Essentially, then, the FBI—along with the Department of Homeland Security, which provides grants to many local forces to buy these and other militarized policing products—acts as Harris Corporation’s sales agent. By forcing NDAs upon Stingray purchasers, the FBI is helping to corner the market for Harris, whose intellectual property is now treated as a veritable state secret. It is also helping to encourage local police forces to become like intelligence agencies, down to their dissembling about their tactics.
Stingrays (and I’m just using this brand name to stand in for a range of similar products) aren’t benign instruments that can be programmed to track down a single phone and disregard all others. They are capable of sucking up large amounts of data from many phones in an area. These monitoring technologies have spread widely, from Milwaukee to Florida, California to New York. It’s all part of a vast, unaccountable domestic surveillance apparatus, one that, having captured our nation’s seventeen intelligence agencies, is now becoming firmly embedded in local police forces and in everyday police work. Whether it’s U.S. Marshals attaching CIA-supplied Stingrays to planes to track phones over wide areas, or DHS drones operating similar technologies near our borders (and often transferring control of the UAVs to local agencies), these devices are now permanent features of our nation’s dragnet.
Stingray is the boogeyman of the moment, but there’s another one waiting around the corner. The NYPD is currently expanding the use of ShotSpotter, a system of sensors designed to detect and quickly report the location of gunfire, potentially saving police officers precious time. There are problems with ShotSpotter, though. One study in Suffolk County, Long Island, found that only 7 percent of the system’s alarms were verified shootings. (In another study at the Charleston Navy Yard in South Carolina, the detection rate was far higher.)

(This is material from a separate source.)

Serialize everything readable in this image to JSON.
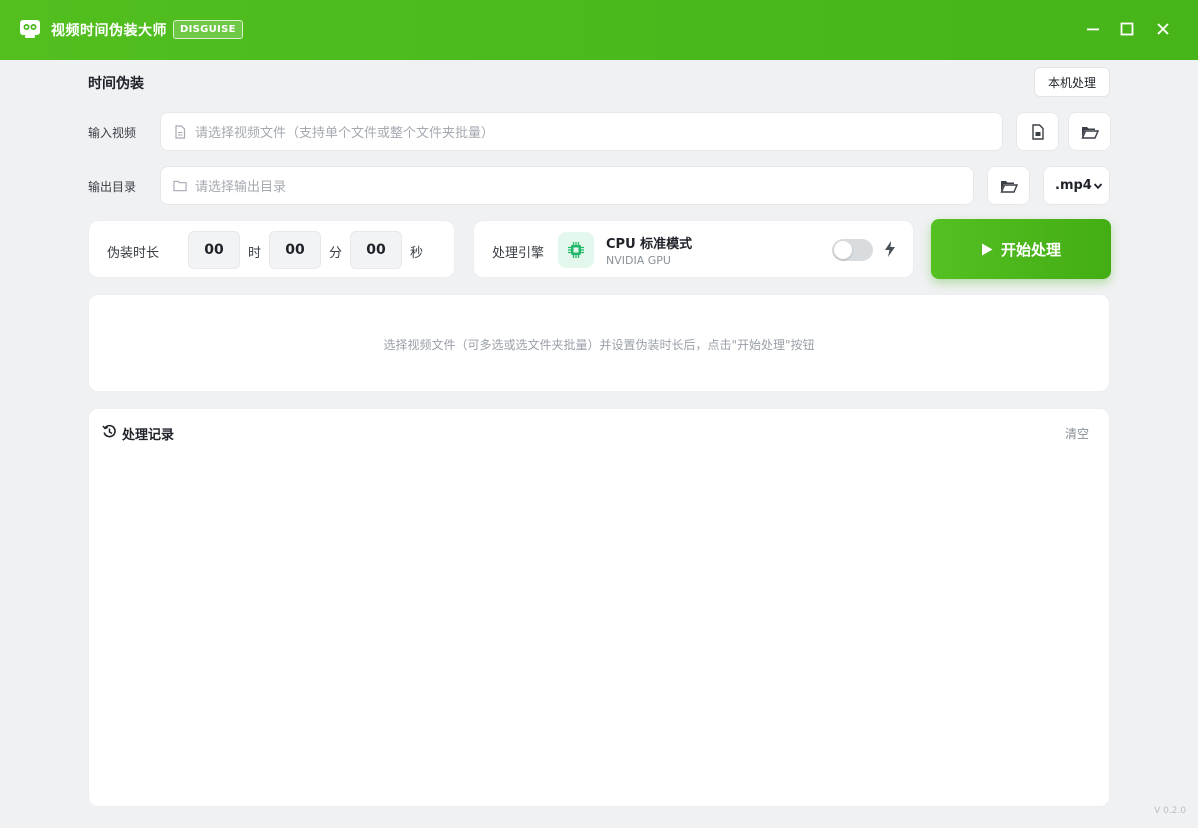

But beyond its disputed reliability, ShotSpotter is problematic because it embeds urban environments with sensors that, like Stingrays, might pick up far more than they were designed to. That has already happened, with arguments recorded by ShotSpotter before a shooting broke out being used as evidence in court. Once these types of recordings start being used in court, the potential use cases will expand dramatically. That must please current NYPD Commissioner William Bratton, a pusher of the technology, who until assuming his current position sat on the board of SST Inc.—the manufacturer of ShotSpotter.
The lack of open discussion and policy deliberation surrounding these technologies should concern everyone. There has long been speculation about whether foreign elements—whether governments, narco gangs, or simply some rogue hackers—have ever operated Stingrays on U.S. soil. Imagine a few of these scattered around Washington, D.C., mostly undetectable and operated by the Chinese or the Russians, and you can understand why security wonks were shocked that Hillary Clinton was using a private email account as Secretary of State. One ride down the wrong street, and her phone could have been compromised, and no one would have known.
There are glimmers of change, but they may just be mirages in the desert of progress. Virginia recently passed a law that requires law enforcement to get a warrant to get telecom records, a provision that covers the use of Stingrays. Just this week, a Supreme Court judge in Buffalo, New York ruled that the local sheriff’s office must disclose how it uses Stingrays. Expanding on these measures might not curb Stingrays’ use, but adding a warrant requirement is a good step toward accountability.
Yet as long as the federal government and a defense contractor can collude to keep these technologies secret, we can only wonder at their use, and at the scale of their violations.